Ce mélange pose aussi la question de la rencontre entre la modernité et de la tradition.
Il y a des points communs entre ces deux arts. Le rock est une évolution de la tradition à la modernité tout comme le Bûto qui veut s’éloigner de la tradition. De plus ces deux mouvements ont été créés en réaction à la guerre : Hiroshima et Nagasaki pour le Bûto et la guerre du Golf pour le groupe Spina. Ce sont des mouvements contestataires. Le rock permet de relâcher les tensions du corps et de l’esprit, comme le propose Naomi Mutoh par la danse. Le guitariste utilise un archet pour jouer de la guitare, cette idée vient de la période Noise, où l’on refusait la musique. Cela fait écho au refus de danser du Bûto.
Ce mélange permet aussi de faire se rencontrer deux mondes, japonais et européen. Serait-ce une manière de le rendre plus accessible ? C’est la création d’un genre nouveau.

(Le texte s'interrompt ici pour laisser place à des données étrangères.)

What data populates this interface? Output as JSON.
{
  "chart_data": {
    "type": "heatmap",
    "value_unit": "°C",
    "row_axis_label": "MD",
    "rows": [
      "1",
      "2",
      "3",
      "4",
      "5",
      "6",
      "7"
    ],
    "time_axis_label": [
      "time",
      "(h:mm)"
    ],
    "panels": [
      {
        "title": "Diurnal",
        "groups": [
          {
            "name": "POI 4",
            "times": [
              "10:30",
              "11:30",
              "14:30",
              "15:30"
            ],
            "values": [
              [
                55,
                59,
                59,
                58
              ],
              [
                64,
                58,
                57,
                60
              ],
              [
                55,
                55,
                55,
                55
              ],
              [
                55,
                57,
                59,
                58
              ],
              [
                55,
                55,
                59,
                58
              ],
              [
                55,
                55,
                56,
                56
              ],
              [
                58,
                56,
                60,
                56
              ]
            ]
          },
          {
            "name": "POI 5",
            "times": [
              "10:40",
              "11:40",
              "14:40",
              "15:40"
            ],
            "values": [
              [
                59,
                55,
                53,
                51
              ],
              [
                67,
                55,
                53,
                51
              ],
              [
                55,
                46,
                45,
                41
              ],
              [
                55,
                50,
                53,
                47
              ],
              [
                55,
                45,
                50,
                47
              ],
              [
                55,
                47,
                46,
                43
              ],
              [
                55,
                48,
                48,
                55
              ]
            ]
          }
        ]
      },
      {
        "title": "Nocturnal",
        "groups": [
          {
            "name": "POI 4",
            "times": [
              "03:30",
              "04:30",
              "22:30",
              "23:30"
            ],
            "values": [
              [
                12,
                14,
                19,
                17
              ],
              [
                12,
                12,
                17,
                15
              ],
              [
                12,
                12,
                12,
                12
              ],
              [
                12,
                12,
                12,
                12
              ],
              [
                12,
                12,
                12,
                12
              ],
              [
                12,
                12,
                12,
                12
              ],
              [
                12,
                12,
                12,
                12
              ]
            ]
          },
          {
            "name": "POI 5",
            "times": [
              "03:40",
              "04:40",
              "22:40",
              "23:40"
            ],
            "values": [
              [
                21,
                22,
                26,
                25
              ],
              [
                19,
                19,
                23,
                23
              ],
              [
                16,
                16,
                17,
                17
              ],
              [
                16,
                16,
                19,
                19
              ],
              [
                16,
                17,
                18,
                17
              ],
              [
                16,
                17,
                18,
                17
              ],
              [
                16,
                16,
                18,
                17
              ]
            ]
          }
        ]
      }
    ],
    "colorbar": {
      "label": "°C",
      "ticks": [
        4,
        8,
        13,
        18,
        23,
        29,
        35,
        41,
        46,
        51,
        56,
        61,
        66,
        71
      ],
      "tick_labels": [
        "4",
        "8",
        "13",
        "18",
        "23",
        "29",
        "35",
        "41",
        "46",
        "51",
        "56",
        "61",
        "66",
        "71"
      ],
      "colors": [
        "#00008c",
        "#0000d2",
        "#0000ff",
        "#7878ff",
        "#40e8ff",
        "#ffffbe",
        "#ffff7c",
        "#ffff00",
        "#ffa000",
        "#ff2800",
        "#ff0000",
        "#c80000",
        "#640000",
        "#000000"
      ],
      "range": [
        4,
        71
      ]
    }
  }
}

Que dire du titre « Persistance » ?
La persistance se retrouve du début à la fin dans cette œuvre, à travers tous les éléments qui la composent. Tout d’abord la danseuse se donne, lutte, persiste, du début à la fin du spectacle. Elle lutte jusqu’à devenir animale, monstrueuse, lors de la scène de butô où elle se présente face aux spectateurs avec le visage déformé. Elle persiste malgré la souffrance physique et émotionnelle qu’elle nous montre. Elle résiste, la persistance c’est de la résistance. Elle teste la résistance de son corps et de son esprit à ce qu’elle lui inflige. Elle persiste à prendre des risques physiques et psychologiques (elle manque de se casser les chevilles à chaque mouvement sur ses pointes).
On remarque aussi l’existence d’une persistance sonore au moment où elle fait vibrer le diapason et d’une persistance rétinienne lorsqu’elle apparaît ou disparaît dans le noir à travers des flashs de lumière qui restent longtemps devant nos yeux. Il existe aussi une persistance mémorielle dans le fait de pratiquer une danse qui parle de la deuxième guerre mondiale et plus précisément des bombardements de 1944.

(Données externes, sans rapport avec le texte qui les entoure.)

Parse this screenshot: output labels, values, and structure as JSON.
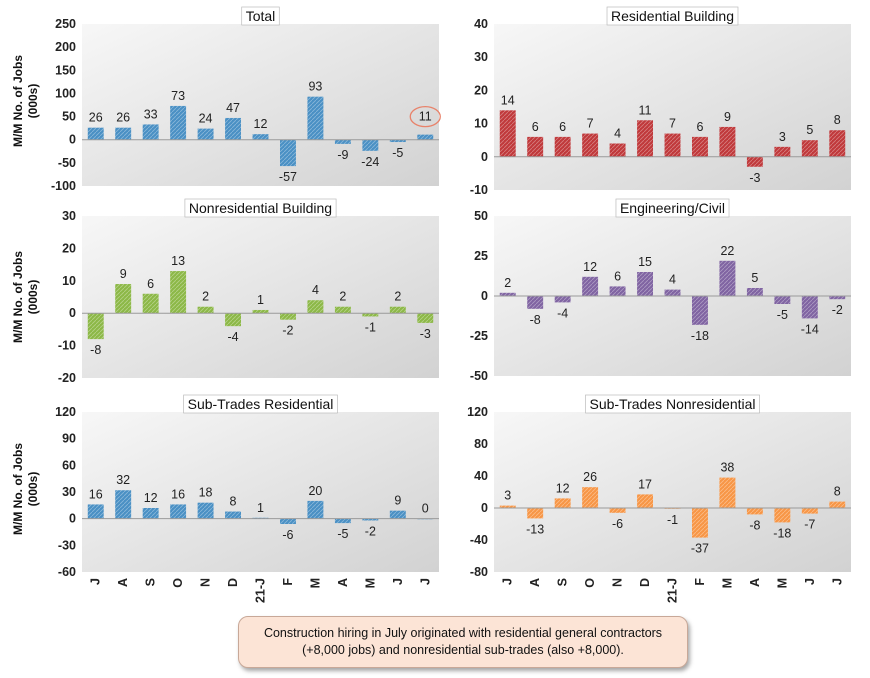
{
  "colors": {
    "total": "#4a90c4",
    "residential": "#c0393b",
    "nonresidential": "#8cb847",
    "engineering": "#8064a2",
    "subres": "#4a90c4",
    "subnonres": "#f79646",
    "highlight": "#e8826a"
  },
  "y_axis_label_lines": [
    "M/M No. of Jobs",
    "(000s)"
  ],
  "caption": "Construction hiring in July originated with residential general contractors (+8,000 jobs) and nonresidential sub-trades (also +8,000).",
  "chart_data": [
    {
      "id": "total",
      "type": "bar",
      "title": "Total",
      "categories": [
        "J",
        "A",
        "S",
        "O",
        "N",
        "D",
        "21-J",
        "F",
        "M",
        "A",
        "M",
        "J",
        "J"
      ],
      "values": [
        26,
        26,
        33,
        73,
        24,
        47,
        12,
        -57,
        93,
        -9,
        -24,
        -5,
        11
      ],
      "ylim": [
        -100,
        250
      ],
      "yticks": [
        -100,
        -50,
        0,
        50,
        100,
        150,
        200,
        250
      ],
      "ylabel": "M/M No. of Jobs (000s)",
      "highlight_index": 12
    },
    {
      "id": "residential",
      "type": "bar",
      "title": "Residential Building",
      "categories": [
        "J",
        "A",
        "S",
        "O",
        "N",
        "D",
        "21-J",
        "F",
        "M",
        "A",
        "M",
        "J",
        "J"
      ],
      "values": [
        14,
        6,
        6,
        7,
        4,
        11,
        7,
        6,
        9,
        -3,
        3,
        5,
        8
      ],
      "ylim": [
        -10,
        40
      ],
      "yticks": [
        -10,
        0,
        10,
        20,
        30,
        40
      ],
      "ylabel": ""
    },
    {
      "id": "nonresidential",
      "type": "bar",
      "title": "Nonresidential Building",
      "categories": [
        "J",
        "A",
        "S",
        "O",
        "N",
        "D",
        "21-J",
        "F",
        "M",
        "A",
        "M",
        "J",
        "J"
      ],
      "values": [
        -8,
        9,
        6,
        13,
        2,
        -4,
        1,
        -2,
        4,
        2,
        -1,
        2,
        -3
      ],
      "ylim": [
        -20,
        30
      ],
      "yticks": [
        -20,
        -10,
        0,
        10,
        20,
        30
      ],
      "ylabel": "M/M No. of Jobs (000s)"
    },
    {
      "id": "engineering",
      "type": "bar",
      "title": "Engineering/Civil",
      "categories": [
        "J",
        "A",
        "S",
        "O",
        "N",
        "D",
        "21-J",
        "F",
        "M",
        "A",
        "M",
        "J",
        "J"
      ],
      "values": [
        2,
        -8,
        -4,
        12,
        6,
        15,
        4,
        -18,
        22,
        5,
        -5,
        -14,
        -2
      ],
      "ylim": [
        -50,
        50
      ],
      "yticks": [
        -50,
        -25,
        0,
        25,
        50
      ],
      "ylabel": ""
    },
    {
      "id": "subres",
      "type": "bar",
      "title": "Sub-Trades Residential",
      "categories": [
        "J",
        "A",
        "S",
        "O",
        "N",
        "D",
        "21-J",
        "F",
        "M",
        "A",
        "M",
        "J",
        "J"
      ],
      "values": [
        16,
        32,
        12,
        16,
        18,
        8,
        1,
        -6,
        20,
        -5,
        -2,
        9,
        0
      ],
      "ylim": [
        -60,
        120
      ],
      "yticks": [
        -60,
        -30,
        0,
        30,
        60,
        90,
        120
      ],
      "ylabel": "M/M No. of Jobs (000s)",
      "show_xticks": true
    },
    {
      "id": "subnonres",
      "type": "bar",
      "title": "Sub-Trades Nonresidential",
      "categories": [
        "J",
        "A",
        "S",
        "O",
        "N",
        "D",
        "21-J",
        "F",
        "M",
        "A",
        "M",
        "J",
        "J"
      ],
      "values": [
        3,
        -13,
        12,
        26,
        -6,
        17,
        -1,
        -37,
        38,
        -8,
        -18,
        -7,
        8
      ],
      "ylim": [
        -80,
        120
      ],
      "yticks": [
        -80,
        -40,
        0,
        40,
        80,
        120
      ],
      "ylabel": "",
      "show_xticks": true
    }
  ]
}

On voit qu’elle persiste dans son art : la danse, quelle que soit sa forme. L’artiste persiste toujours à aller plus loin dans son art, il cherche de nouvelles façons de l’aborder. Il persiste dans sa recherche sans jamais au bout de son art.
Dans Persistances, on voit qu’elle lutte aussi contre le monde (notamment lorsqu’elle se noie sous les tissus et essaye de s’en extraire), le monde persiste contre elle.

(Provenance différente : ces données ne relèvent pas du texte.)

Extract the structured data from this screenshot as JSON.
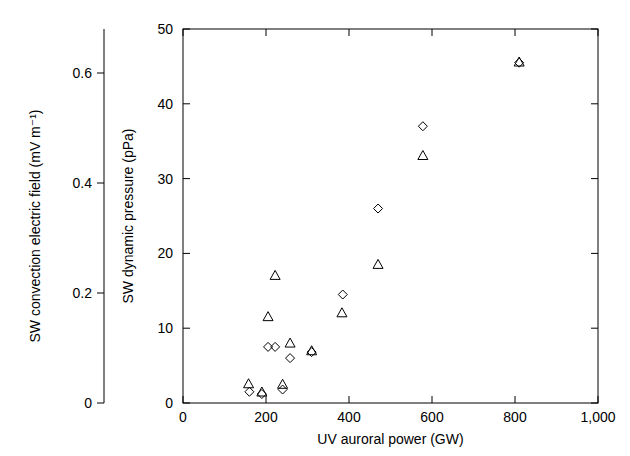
{
  "chart_data": {
    "type": "scatter",
    "x_label": "UV auroral power (GW)",
    "y_label": "SW dynamic pressure (pPa)",
    "y2_label": "SW convection electric field (mV m⁻¹)",
    "xlim": [
      0,
      1000
    ],
    "xticks": [
      0,
      200,
      400,
      600,
      800,
      {
        "value": 1000,
        "label": "1,000"
      }
    ],
    "ylim": [
      0,
      50
    ],
    "yticks": [
      0,
      10,
      20,
      30,
      40,
      50
    ],
    "y2lim": [
      0,
      0.68
    ],
    "y2ticks": [
      0,
      0.2,
      0.4,
      0.6
    ],
    "grid": false,
    "series": [
      {
        "color": "#000000",
        "marker": "diamond",
        "x": [
          160,
          190,
          205,
          222,
          240,
          258,
          310,
          385,
          470,
          578,
          810
        ],
        "values": [
          1.5,
          1.2,
          7.5,
          7.5,
          1.8,
          6,
          6.8,
          14.5,
          26,
          37,
          45.5
        ]
      },
      {
        "color": "#000000",
        "marker": "triangle",
        "axis": "y2",
        "x": [
          158,
          190,
          205,
          222,
          240,
          258,
          310,
          383,
          470,
          578,
          810
        ],
        "values": [
          0.035,
          0.02,
          0.157,
          0.232,
          0.034,
          0.109,
          0.095,
          0.164,
          0.252,
          0.45,
          0.62
        ]
      }
    ]
  }
}
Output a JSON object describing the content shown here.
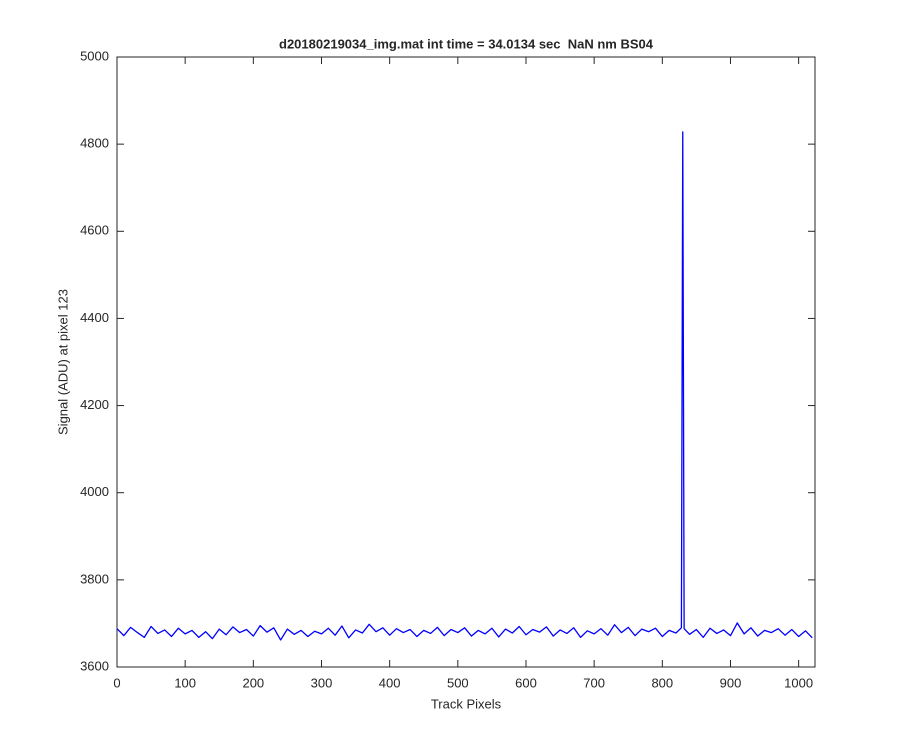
{
  "chart_data": {
    "type": "line",
    "title": "d20180219034_img.mat int time = 34.0134 sec  NaN nm BS04",
    "x_label": "Track Pixels",
    "y_label": "Signal (ADU) at pixel 123",
    "x": [
      0,
      10,
      20,
      30,
      40,
      50,
      60,
      70,
      80,
      90,
      100,
      110,
      120,
      130,
      140,
      150,
      160,
      170,
      180,
      190,
      200,
      210,
      220,
      230,
      240,
      250,
      260,
      270,
      280,
      290,
      300,
      310,
      320,
      330,
      340,
      350,
      360,
      370,
      380,
      390,
      400,
      410,
      420,
      430,
      440,
      450,
      460,
      470,
      480,
      490,
      500,
      510,
      520,
      530,
      540,
      550,
      560,
      570,
      580,
      590,
      600,
      610,
      620,
      630,
      640,
      650,
      660,
      670,
      680,
      690,
      700,
      710,
      720,
      730,
      740,
      750,
      760,
      770,
      780,
      790,
      800,
      810,
      820,
      828,
      830,
      832,
      840,
      850,
      860,
      870,
      880,
      890,
      900,
      910,
      920,
      930,
      940,
      950,
      960,
      970,
      980,
      990,
      1000,
      1010,
      1020
    ],
    "series": [
      {
        "name": "signal",
        "color": "#0000ff",
        "values": [
          3688,
          3672,
          3691,
          3679,
          3668,
          3693,
          3677,
          3685,
          3670,
          3689,
          3676,
          3684,
          3668,
          3681,
          3665,
          3687,
          3674,
          3692,
          3679,
          3686,
          3671,
          3695,
          3680,
          3690,
          3662,
          3687,
          3675,
          3684,
          3670,
          3682,
          3676,
          3689,
          3673,
          3694,
          3667,
          3685,
          3678,
          3698,
          3681,
          3690,
          3673,
          3688,
          3679,
          3686,
          3670,
          3684,
          3677,
          3691,
          3672,
          3686,
          3679,
          3690,
          3671,
          3684,
          3676,
          3689,
          3669,
          3687,
          3678,
          3693,
          3674,
          3686,
          3680,
          3692,
          3671,
          3685,
          3677,
          3690,
          3668,
          3683,
          3676,
          3688,
          3673,
          3697,
          3679,
          3691,
          3672,
          3687,
          3681,
          3689,
          3670,
          3684,
          3678,
          3690,
          4828,
          3688,
          3675,
          3686,
          3668,
          3689,
          3677,
          3685,
          3672,
          3701,
          3676,
          3690,
          3671,
          3684,
          3679,
          3688,
          3673,
          3686,
          3670,
          3683,
          3667
        ]
      }
    ],
    "xlim": [
      0,
      1024
    ],
    "ylim": [
      3600,
      5000
    ],
    "xticks": [
      0,
      100,
      200,
      300,
      400,
      500,
      600,
      700,
      800,
      900,
      1000
    ],
    "yticks": [
      3600,
      3800,
      4000,
      4200,
      4400,
      4600,
      4800,
      5000
    ],
    "grid": false
  }
}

Vers la fin du spectacle, le spectateur sent que la lutte est finie, que la danseuse s’est libérée et on comprend pourquoi elle a persisté jusque-là. Elle savait qu’à un moment donné elle réussirait à se libérer c’est pour cela qu’elle a persisté. La persistance suppose de l’espoir. Cette libération est illustrée par son chant à la fin : sa voix se libère. Le spectateur lui-même est dans une démarche de persévérance. Il persiste à la regarder souffrir ; même si c’est atroce et qu’il voudrait détourner les yeux il ne peut pas.
Nous sommes face à un regard franco-japonais sur l’unité mondialiste contemporaine. Après avoir vu ce spectacle on peut se demander ce qu’il reste après la persistance, après avoir enlevé toutes les couches de notre culture.